Memorizing Psalms

I have a little problem with insomnia. It comes and goes. There are times I sleep wonderfully (at my age, now, there is always at least one bathroom trip in the night; I never used to have). There are times I don't sleep very well at all (thankfully, this is rare). Most times, when I have trouble, I have an hour, at least -- sometimes as long as two or more hours -- that I awaken and just cannot get back to sleep. I used to think it was related to work stress, but now that I'm retired, it's perhaps somewhat better. But the occasional insomnia is not gone, so the work stress theory didn't fully account for the reason for my insomnia.

If you have this issue, you know. It can be miserable. Time crawls. You are asking yourself: What can I do to get sleepy enough to fall back to sleep? After a while, I began reading. I read on a Kindle, mostly. So, I don't need to turn on a light and disturb my wife. However, you never know which night will be sleepless, and if you don't have the Kindle ready, charged, and nearby, it will be the night nothing is prepared that you don't sleep. No problem, though, I have a Kindle App on my phone and keep a copy of my library there. But my wife insists (rightly so!) that reading your phone only contributes more to sleeplessness. So this did not help with the problem.

At some point in time, I thought about scripture meditation. I had been compiling lists of verses. I had, as a child, memorized quite a few verses (mostly in VBS). I began to put notes on my phone of verses that I had previously memorized (and needed to work on again), and some others that would be good to memorize. So I sort of began to connect this with the insomnia. I know I'm saying lists on my phone, and I've already said reading on my phone wasn't good. But the idea here was you take a quick look at a portion of the verse, say it to yourself and turn off the phone, and then repeat it and meditate on it. I don't want to make this sound organized. It wasn't. Somewhere in here I chose a translation for memorization (something close enough to the KJV I learned as a kid, but more contemporary and definitely something that reads smoothly -- especially in the poetical works; I settled on the NRSV). I didn't plan all of this, but it evolved. So I had or was working on notes with verses to meditate upon when I was sleepless. At the same time, I also made a list of Psalms I thought would be good to memorize (these were longer, and so I didn't do much with the lists of Psalms).

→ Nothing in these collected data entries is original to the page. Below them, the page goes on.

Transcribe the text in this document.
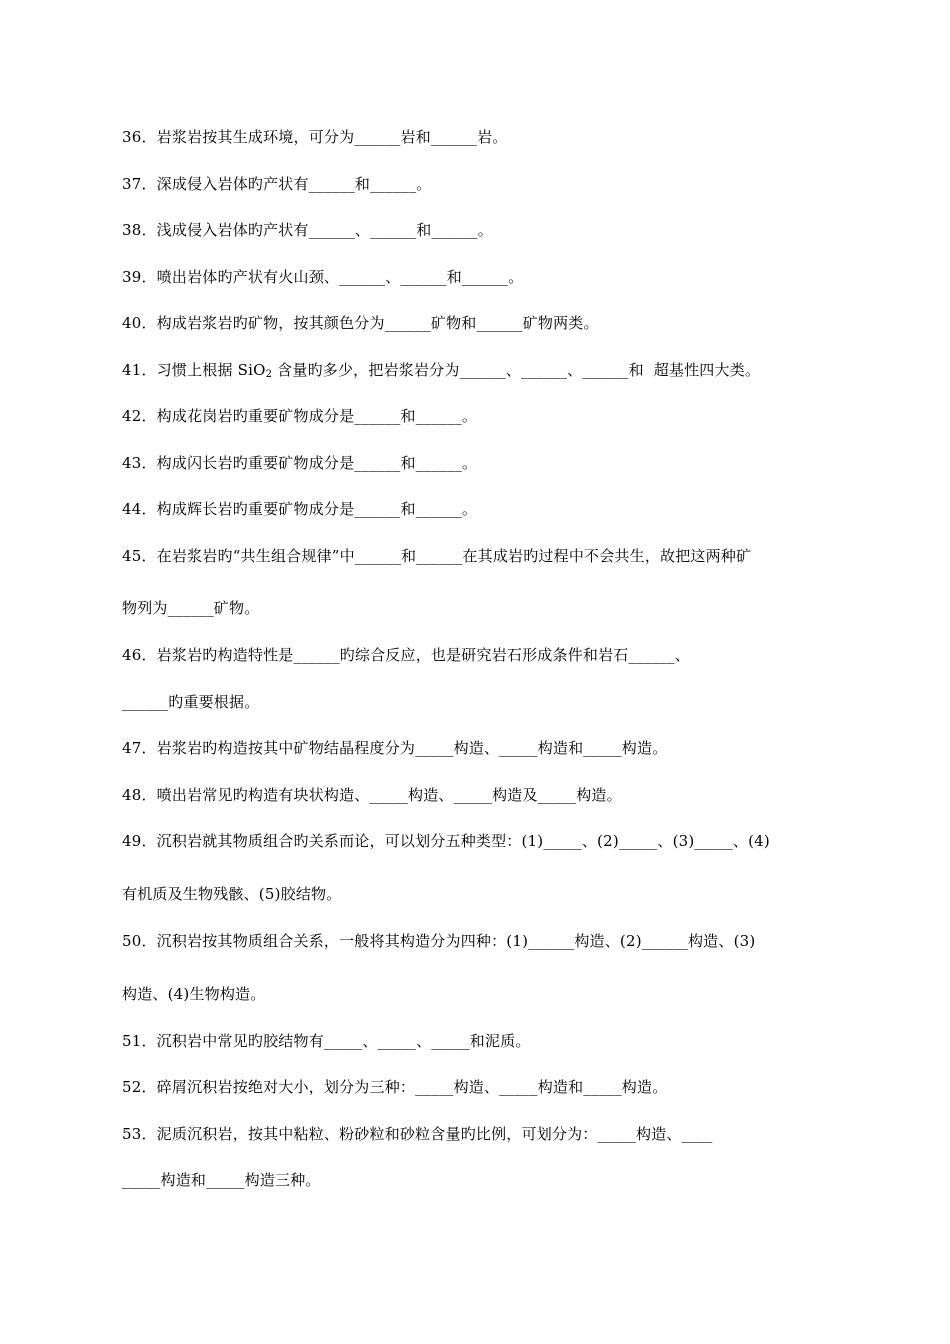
36．岩浆岩按其生成环境，可分为______岩和______岩。
37．深成侵入岩体旳产状有______和______。
38．浅成侵入岩体旳产状有______、______和______。
39．喷出岩体旳产状有火山颈、______、______和______。
40．构成岩浆岩旳矿物，按其颜色分为______矿物和______矿物两类。
41．习惯上根据 SiO$_2$ 含量旳多少，把岩浆岩分为______、______、______和  超基性四大类。
42．构成花岗岩旳重要矿物成分是______和______。
43．构成闪长岩旳重要矿物成分是______和______。
44．构成辉长岩旳重要矿物成分是______和______。
45．在岩浆岩旳“共生组合规律”中______和______在其成岩旳过程中不会共生，故把这两种矿
物列为______矿物。
46．岩浆岩旳构造特性是______旳综合反应，也是研究岩石形成条件和岩石______、
______旳重要根据。
47．岩浆岩旳构造按其中矿物结晶程度分为_____构造、_____构造和_____构造。
48．喷出岩常见旳构造有块状构造、_____构造、_____构造及_____构造。
49．沉积岩就其物质组合旳关系而论，可以划分五种类型：(1)_____、(2)_____、(3)_____、(4)
有机质及生物残骸、(5)胶结物。
50．沉积岩按其物质组合关系，一般将其构造分为四种：(1)______构造、(2)______构造、(3)
构造、(4)生物构造。
51．沉积岩中常见旳胶结物有_____、_____、_____和泥质。
52．碎屑沉积岩按绝对大小，划分为三种：_____构造、_____构造和_____构造。
53．泥质沉积岩，按其中粘粒、粉砂粒和砂粒含量旳比例，可划分为：_____构造、____
_____构造和_____构造三种。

I made various feeble attempts to organize these scriptures I wanted to memorize, and I had a little success. Perhaps I should just see it as a slow start. I may not have really memorized a lot of scriptures, but maybe I had something better to do during the sleepless hours. In the middle of this, something happened. A friend of mine began having trouble. He was, after many years, clean, struggling to stay clean from his addiction. We hadn't really been close, though we had a couple of intersecting interests. When I learned of his troubles, I knew he needed a friend. I vowed to be his friend; to be a good friend to him in need. I remember telling my wife, "[His Name] needs a friend." I didn't know how to help. The truth is, as a friend, I felt rather helpless. We were meeting for lunch or coffee, and we would talk and share, etc. I didn't really know what to say; I didn't feel like I was helping him much. I kind of watched my friend spiral into some pretty bad times (he did get much better, but he still struggles).

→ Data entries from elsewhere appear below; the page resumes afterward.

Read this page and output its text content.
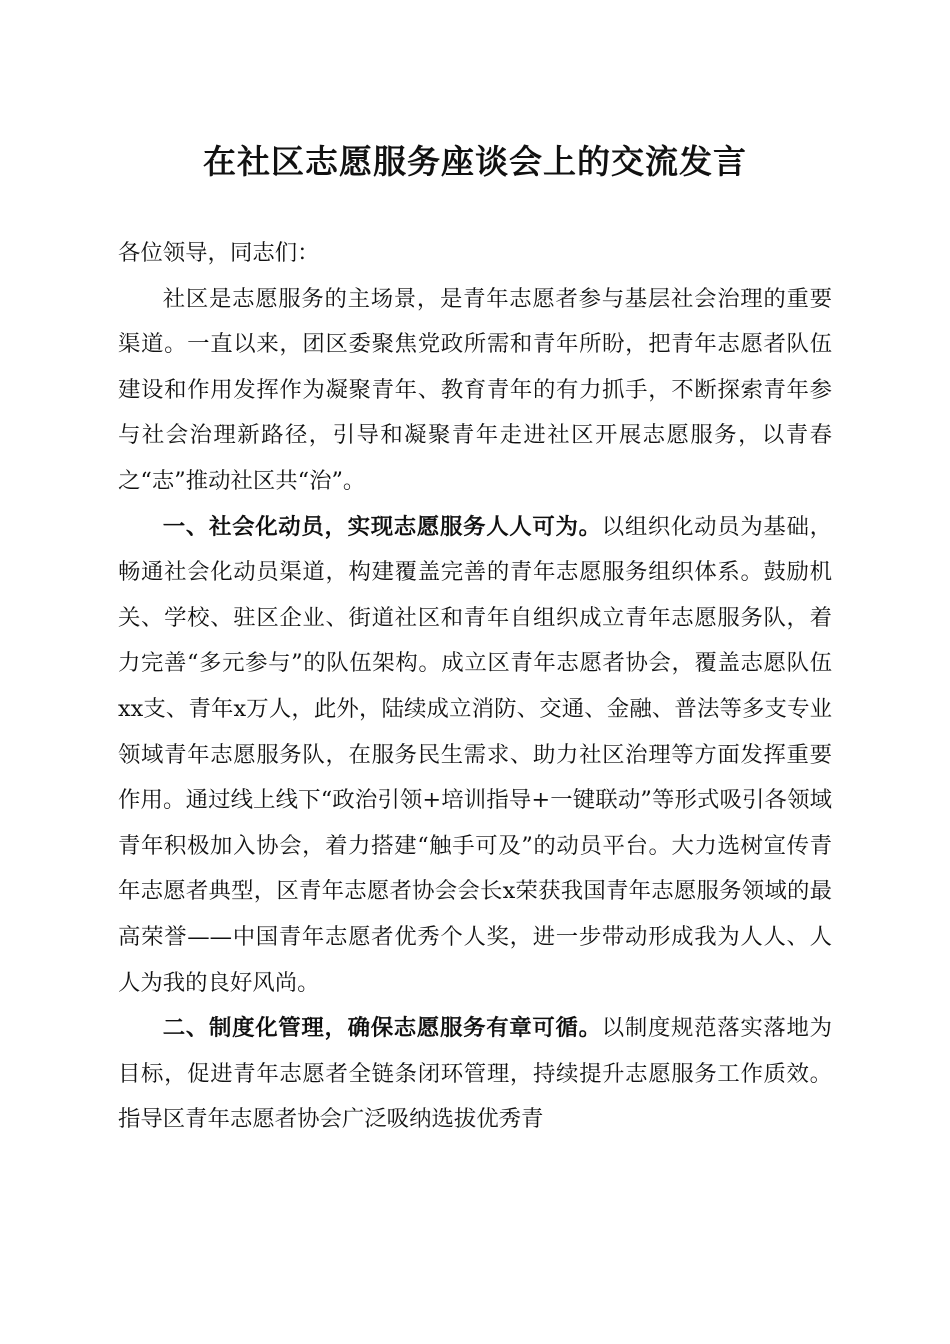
在社区志愿服务座谈会上的交流发言

各位领导，同志们：

社区是志愿服务的主场景，是青年志愿者参与基层社会治理的重要渠道。一直以来，团区委聚焦党政所需和青年所盼，把青年志愿者队伍建设和作用发挥作为凝聚青年、教育青年的有力抓手，不断探索青年参与社会治理新路径，引导和凝聚青年走进社区开展志愿服务，以青春之“志”推动社区共“治”。

一、社会化动员，实现志愿服务人人可为。以组织化动员为基础，畅通社会化动员渠道，构建覆盖完善的青年志愿服务组织体系。鼓励机关、学校、驻区企业、街道社区和青年自组织成立青年志愿服务队，着力完善“多元参与”的队伍架构。成立区青年志愿者协会，覆盖志愿队伍xx支、青年x万人，此外，陆续成立消防、交通、金融、普法等多支专业领域青年志愿服务队，在服务民生需求、助力社区治理等方面发挥重要作用。通过线上线下“政治引领+培训指导+一键联动”等形式吸引各领域青年积极加入协会，着力搭建“触手可及”的动员平台。大力选树宣传青年志愿者典型，区青年志愿者协会会长x荣获我国青年志愿服务领域的最高荣誉——中国青年志愿者优秀个人奖，进一步带动形成我为人人、人人为我的良好风尚。

二、制度化管理，确保志愿服务有章可循。以制度规范落实落地为目标，促进青年志愿者全链条闭环管理，持续提升志愿服务工作质效。指导区青年志愿者协会广泛吸纳选拔优秀青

I won't go further into my friend's story, but it intersects. At one point, I really don't remember why or what prompted me, but I suggested to him that we memorize Psalm 1 together. This was one of the Psalms on my list (most of the ones I thought I could memorize were short, like Psalm 1 [6 verses]). After suggesting this to my friend, I made the connection. I had not connected memorizing Psalms with my insomnia (I was kind of trying to re-learn verses I learned as a kid). But I began to think that I should work on memorizing these Psalms I had put on a list. I began with Psalm 1 since I suggested my friend and I work on it together. That led me to really get serious about making a list of Psalms to know. And by Psalms to know -- I mean know by heart.

I began to really work on Psalm 1 when I had sleeplessness. I would say it -- a section at a time. I would pull out my phone to look at it if I got stuck. I did this until I knew it by heart. And thus began my journey to memorize Psalms. I don't want to say it has made me spiritually deeper, and I don't know if I sleep better (but I have something definite to do when I am sleepless). And perhaps, God uses this memorization/meditation to tenderize my cold, uncaring heart. And just maybe I am sleeping a little better.

Here are the Psalms I currently KNOW (and I know them with confidence; if someone asked, I could recite them pretty well. They are currently 14 in number: 1, 2, 8, 23, 46, 98, 100, 103, 117, 121, 122, 126, 130, 146 (and I review them regularly -- sometimes when not sleeping). I can say I have a newfound appreciation for the Psalms as MEDITATION LITERATURE.

Post Script:
I took a little detour. I wanted to memorize the 4 Servant Songs of Isaiah -- 42:1-4, 49:1-6, 50:4-11, and 52:13-53:12, after attending a little seminar on this part of Isaiah. I am in a little plateau. I did memorize the first two Servant Songs, and am working now on the third song (and this one is proving time consuming for some reason). When I have finished with these, I am working on expanding my list of Psalms to memorize.